A cegonha passou por cima da Ilha de Skorpius, desistiu de pousar e veio dar com os costados num país de terceiro mundo; catou uma cidadezinha da zona da Mata mineira, e me largou aí, pelada e aos berros. Foi sacanagem. Resisti enquanto pude. Por fim, joguei a toalha. É tarde para me candidatar à vida política. Resta-me esse outro bordão de uvas verdes: “sou pobre, porém limpinha”.
Então tá. Continuo odiando ser pobre. Todo mundo já entendeu. Mas o que eu estava contando era a história do meu avô. Me enredei pelo cipoal das minhas lembranças e meio que me perdi.
Voltemos ao meu avô. Já bem velhinho e claudicante, ele começou a ruminar sobre seus dias de dentista e começou a acalentar a ideia de montar um consultório na garagem da casa. Media, desenhava, fazia planos, e cadê a grana pra comprar a parafernália necessária para exercer a profissão? Então, descobriu (não se sabe como), que em algum vilarejo ao redor da cidade, alguém estaria vendendo um consultório.
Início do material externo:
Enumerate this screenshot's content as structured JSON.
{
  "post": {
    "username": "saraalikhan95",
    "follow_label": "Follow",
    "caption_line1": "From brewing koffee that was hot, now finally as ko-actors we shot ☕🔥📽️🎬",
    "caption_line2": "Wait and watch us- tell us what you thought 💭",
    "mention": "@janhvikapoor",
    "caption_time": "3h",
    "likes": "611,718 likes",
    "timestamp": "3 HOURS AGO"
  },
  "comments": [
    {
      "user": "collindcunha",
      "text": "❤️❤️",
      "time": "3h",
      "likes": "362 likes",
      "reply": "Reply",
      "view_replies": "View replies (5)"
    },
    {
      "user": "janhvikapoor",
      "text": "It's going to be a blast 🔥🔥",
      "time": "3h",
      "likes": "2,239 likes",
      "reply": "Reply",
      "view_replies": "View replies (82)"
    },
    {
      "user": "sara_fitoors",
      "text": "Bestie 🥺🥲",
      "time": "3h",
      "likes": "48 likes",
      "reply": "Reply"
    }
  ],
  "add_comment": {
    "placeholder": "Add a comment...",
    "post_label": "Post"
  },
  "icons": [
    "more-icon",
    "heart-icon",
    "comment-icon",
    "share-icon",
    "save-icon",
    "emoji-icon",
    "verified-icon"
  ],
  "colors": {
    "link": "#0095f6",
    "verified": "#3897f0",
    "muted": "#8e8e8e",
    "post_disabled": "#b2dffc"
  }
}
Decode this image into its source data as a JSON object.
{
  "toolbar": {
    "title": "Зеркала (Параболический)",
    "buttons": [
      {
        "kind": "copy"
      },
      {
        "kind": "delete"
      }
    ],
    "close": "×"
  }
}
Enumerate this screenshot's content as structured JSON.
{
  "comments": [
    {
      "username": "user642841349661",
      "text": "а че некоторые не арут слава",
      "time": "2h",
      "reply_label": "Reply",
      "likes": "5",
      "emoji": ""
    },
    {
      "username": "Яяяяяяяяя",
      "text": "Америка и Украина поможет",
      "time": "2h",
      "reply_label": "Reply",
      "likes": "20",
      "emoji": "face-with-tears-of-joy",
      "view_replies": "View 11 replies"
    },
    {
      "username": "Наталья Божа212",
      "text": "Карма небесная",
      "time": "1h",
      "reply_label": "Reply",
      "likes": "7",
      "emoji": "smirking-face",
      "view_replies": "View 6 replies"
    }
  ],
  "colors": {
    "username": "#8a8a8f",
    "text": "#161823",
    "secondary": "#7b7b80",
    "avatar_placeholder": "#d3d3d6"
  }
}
E aí começou a atormentar a vida do meu tio, seu genro, um bem sucedido comerciante do pedaço. Percebendo que o sogro não estava lá batendo bem dos pinos, meu tio escorregava, escapulia, negaceava. E aí, meu avô ficou bravo. Começou a espalhar pela cidade que meu tio era um mão de vaca, pão duro, que se negava a realizar o último sonho de um velhinho, etc. e tal. Bom de papo, convencia os incautos que se insurgiam contra o genro.
Um dia, o genro desnaturado se cansou daquela lereia, chamou um de seus funcionários e ordenou: “Pegue o jipe, leve meu sogro para o raio desse lugarejo e compre o diabo desse consultório que ele está querendo, por qualquer preço”.
Chovia a cantaros. A estrada era de terra. O jipe atolava. O chofer descia, pedia ajuda, empurrava daqui e dali, e meu avô jovial, feliz da vida, acomodado no interior da viatura, tagarelava.
De repente, chegam ao centro do lugarejo. O chofer, exausto e todo molhado, pergunta: “Então, seu Nico, onde está o tal consultório que o senhor quer comprar?” Meu avô olha espantado para o homem: “Consultório? Que consultório?”.  “Aquele que seu genro vai montar para o senhor!”. Diz o chofer. E a resposta. “Ah! Eu já desconfiava. Então ele quer me explorar? Um velhinho como eu? Quer me fazer trabalhar pra ele? Que coisa! Tem gente que não se envergonha!”
Claro que ele espalhou a história e meu tio passou de mão de vaca a explorador da mão de obra de velhinhos.
É por isso que não perco as esperanças. Sempre é tempo de mudar.